Um final que me deixou de coração apertado. Sobre a inutilidade da vida (a mulher desnecessária). A efemiridade das paixões. A pouca pegada que uma vida enorme, vivida interiormente, deixa.
Um escritor - homem - que cria uma personagem feminina. É sempre interessante ver com que traços um homem desenha uma mulher. Desta feita visitou-lhe a família e o intelecto, mas muito pouco a intimidade do corpo (fora o inusitado cabelo azul). Brilhante no intrincar do pensamento, na exploração da solidão, mas parco na relação com o corpo - o próprio e o do outro. Uma mulher que se esquece de si própria até se descobrir uma desconhecida no rosto enrugado reflectido num espelho baço.

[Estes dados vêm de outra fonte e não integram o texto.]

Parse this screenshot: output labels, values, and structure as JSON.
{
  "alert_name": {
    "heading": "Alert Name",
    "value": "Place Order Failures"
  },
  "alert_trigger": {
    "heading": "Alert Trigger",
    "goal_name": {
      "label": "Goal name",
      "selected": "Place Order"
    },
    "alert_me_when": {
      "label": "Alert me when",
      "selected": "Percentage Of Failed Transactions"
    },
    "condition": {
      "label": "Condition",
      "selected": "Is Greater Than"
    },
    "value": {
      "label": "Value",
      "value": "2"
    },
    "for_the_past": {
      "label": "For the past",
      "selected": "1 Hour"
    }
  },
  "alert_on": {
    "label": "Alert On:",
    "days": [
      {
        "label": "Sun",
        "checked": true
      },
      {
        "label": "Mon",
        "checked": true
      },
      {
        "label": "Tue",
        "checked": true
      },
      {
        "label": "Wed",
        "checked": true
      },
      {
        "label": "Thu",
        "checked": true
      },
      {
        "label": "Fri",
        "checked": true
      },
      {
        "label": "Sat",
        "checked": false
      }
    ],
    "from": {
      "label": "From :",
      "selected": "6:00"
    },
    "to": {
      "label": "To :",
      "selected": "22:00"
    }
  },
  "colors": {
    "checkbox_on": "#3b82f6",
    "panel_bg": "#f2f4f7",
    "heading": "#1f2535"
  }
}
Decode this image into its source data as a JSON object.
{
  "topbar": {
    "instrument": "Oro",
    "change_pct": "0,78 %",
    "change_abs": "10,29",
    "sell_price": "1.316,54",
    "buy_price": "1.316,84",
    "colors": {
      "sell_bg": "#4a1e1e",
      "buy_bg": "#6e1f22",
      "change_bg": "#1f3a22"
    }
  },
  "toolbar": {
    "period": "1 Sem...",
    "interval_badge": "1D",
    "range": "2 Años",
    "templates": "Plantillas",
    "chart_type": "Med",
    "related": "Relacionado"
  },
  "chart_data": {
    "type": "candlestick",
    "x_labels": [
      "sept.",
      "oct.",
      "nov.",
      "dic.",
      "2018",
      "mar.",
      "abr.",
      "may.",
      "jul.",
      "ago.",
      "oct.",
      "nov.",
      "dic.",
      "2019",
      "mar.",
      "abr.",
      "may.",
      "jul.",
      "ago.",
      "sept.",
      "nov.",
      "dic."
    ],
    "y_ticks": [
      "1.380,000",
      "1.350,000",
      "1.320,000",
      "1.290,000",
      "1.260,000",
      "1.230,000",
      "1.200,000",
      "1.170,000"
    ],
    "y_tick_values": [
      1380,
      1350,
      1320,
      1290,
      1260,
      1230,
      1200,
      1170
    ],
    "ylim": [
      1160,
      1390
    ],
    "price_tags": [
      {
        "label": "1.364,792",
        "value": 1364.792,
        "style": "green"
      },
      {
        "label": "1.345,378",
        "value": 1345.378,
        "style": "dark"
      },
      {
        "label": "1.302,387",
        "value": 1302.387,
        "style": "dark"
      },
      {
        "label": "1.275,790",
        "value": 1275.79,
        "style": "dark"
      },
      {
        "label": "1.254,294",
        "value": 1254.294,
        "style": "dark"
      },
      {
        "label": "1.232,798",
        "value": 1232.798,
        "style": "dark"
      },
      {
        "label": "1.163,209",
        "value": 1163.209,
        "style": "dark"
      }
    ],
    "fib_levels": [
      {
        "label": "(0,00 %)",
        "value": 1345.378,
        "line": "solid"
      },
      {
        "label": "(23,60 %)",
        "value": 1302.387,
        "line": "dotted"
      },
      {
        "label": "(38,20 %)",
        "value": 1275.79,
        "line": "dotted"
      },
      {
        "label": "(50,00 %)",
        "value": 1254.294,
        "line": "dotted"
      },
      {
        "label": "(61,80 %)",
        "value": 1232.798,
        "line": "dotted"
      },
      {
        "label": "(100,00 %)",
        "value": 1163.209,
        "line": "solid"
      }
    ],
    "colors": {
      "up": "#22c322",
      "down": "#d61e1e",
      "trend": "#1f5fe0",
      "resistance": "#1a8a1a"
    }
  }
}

Deixo-vos uma citação que tem tudo a ver com esta última semana da minha vida! 🙃
“O cabelo foi tosquiado, ou melhor, podado. Agora está branco, a geada da velhice. Não sei se pareço uma pessoa com cancro, uma terrorista das brigadas vermelhas dos anos 70 ou uma artista avant-garde, mas estou como nova, lá isso estou’”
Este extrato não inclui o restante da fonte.